そして、一際大きく輝くと、そこには白い、片手で掴める程度の大きさの、光り輝く球が残った。
「ふう…成功か。」
『これは何だ。もしや、魔力そのものか?』
『俺にもよくはわからん。だが、とんでもない代物だということは知っている。』
だが、魔力というのは合っている気がする。
土、水、風、火…この四大元素を混ぜたものが魔力というのは、納得できる。
「さて、名も知らぬドラゴンよ。すまないが、この魔法を受けて死んでくれ。」
「グアアアァアアア!」
光球にドラゴンの方へ行くよう念じる。
すると、それは光の尾を引きながら、凄まじい速さでドラゴンの方へと向かっていく。
それはドラゴンの胸の中へと吸い込まれていった。
そして、ドラゴンは大きな音を立てながら、崩れ落ちた。
『…凄まじいな、声を上げる間も無くか。』
この魔法は、生物にしか効き目はない。
何故なら、魂を身体から追い出すのが目的であるからだ。
土の要素が魂を強固なものにし、水の要素が魂に力を伝えやすくし、風の要素が魂と身体を分離させる。
そして最後に火の要素が身体を死へと導き、魂と身体の繋がりを完全に断ち切る。
土の要素が無ければ魂は崩れ去ってしまい、水の要素が無ければ魂を動かすには力が足りず、風の要素が無ければ魂と身体を離すことは叶わず、火の要素が無ければ魂は身体に繋がれたままだ。

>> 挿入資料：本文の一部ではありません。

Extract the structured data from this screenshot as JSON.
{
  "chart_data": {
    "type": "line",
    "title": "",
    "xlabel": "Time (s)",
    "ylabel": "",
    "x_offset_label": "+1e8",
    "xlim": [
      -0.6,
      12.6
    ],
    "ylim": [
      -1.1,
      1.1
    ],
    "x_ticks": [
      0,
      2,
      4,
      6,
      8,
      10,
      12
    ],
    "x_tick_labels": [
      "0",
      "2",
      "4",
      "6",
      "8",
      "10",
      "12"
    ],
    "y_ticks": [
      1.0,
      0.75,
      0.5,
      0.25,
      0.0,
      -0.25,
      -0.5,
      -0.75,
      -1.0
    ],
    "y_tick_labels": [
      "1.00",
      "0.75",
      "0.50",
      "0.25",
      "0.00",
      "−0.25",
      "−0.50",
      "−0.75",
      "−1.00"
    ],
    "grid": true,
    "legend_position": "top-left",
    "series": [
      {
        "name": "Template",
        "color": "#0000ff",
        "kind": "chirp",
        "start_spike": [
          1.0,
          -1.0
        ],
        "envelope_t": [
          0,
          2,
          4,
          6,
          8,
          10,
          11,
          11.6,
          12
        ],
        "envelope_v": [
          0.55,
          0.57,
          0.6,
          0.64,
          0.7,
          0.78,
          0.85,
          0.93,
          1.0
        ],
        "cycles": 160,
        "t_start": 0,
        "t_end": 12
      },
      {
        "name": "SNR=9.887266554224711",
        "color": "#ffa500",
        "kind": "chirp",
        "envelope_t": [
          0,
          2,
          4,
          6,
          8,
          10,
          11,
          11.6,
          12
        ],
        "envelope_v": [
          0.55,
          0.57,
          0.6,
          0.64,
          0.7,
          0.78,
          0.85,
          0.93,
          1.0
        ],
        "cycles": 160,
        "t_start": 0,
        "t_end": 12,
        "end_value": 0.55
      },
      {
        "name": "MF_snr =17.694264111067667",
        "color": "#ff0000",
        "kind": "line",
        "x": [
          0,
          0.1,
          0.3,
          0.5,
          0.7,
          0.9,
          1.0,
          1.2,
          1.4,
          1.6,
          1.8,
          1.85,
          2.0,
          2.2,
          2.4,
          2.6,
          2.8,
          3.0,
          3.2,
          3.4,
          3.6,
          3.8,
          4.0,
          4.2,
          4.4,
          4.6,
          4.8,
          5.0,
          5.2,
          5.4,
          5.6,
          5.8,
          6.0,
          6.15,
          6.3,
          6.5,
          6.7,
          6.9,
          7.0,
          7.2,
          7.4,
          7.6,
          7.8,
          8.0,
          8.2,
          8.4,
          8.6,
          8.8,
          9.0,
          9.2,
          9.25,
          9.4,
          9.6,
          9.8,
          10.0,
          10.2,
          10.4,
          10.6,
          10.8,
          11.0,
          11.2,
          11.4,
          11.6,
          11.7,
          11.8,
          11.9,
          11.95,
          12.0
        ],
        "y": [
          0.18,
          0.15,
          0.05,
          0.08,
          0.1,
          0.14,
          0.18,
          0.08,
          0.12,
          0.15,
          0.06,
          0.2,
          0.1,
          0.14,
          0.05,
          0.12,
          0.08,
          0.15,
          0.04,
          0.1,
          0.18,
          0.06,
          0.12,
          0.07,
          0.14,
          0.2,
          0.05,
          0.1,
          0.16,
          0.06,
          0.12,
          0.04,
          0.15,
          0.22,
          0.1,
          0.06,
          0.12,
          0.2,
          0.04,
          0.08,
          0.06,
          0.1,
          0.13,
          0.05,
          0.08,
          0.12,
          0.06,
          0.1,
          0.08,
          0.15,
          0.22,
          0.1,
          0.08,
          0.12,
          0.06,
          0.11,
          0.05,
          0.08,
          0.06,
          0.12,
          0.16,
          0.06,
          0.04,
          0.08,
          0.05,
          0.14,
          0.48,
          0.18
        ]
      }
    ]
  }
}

つまり、どれか一つでも欠けるとこの魔法は成り立たないのだ。
『だが、四つの属性を一気に使うとなると、相当疲れるのではないか?しかもこの魔法、見かけによらず一つ一つの消費魔力も大きいだろう。』
『その通りだ、だから実はもう限界でな…。少しの間俺は眠る。身体はやらんからな、それくらいを防ぐ気力はあるから変な事はしようとすんなよ。』
『まったく、隙のないやつよ。いいだろう、我も無駄なことをする気は無い。安心して眠るがよい。』
『そうかい、じゃあ、少し眠らせてもらおうかね…。』
後はユウが来て俺を回収してくれればいい。
なるべく早く来いよ、ユウ………。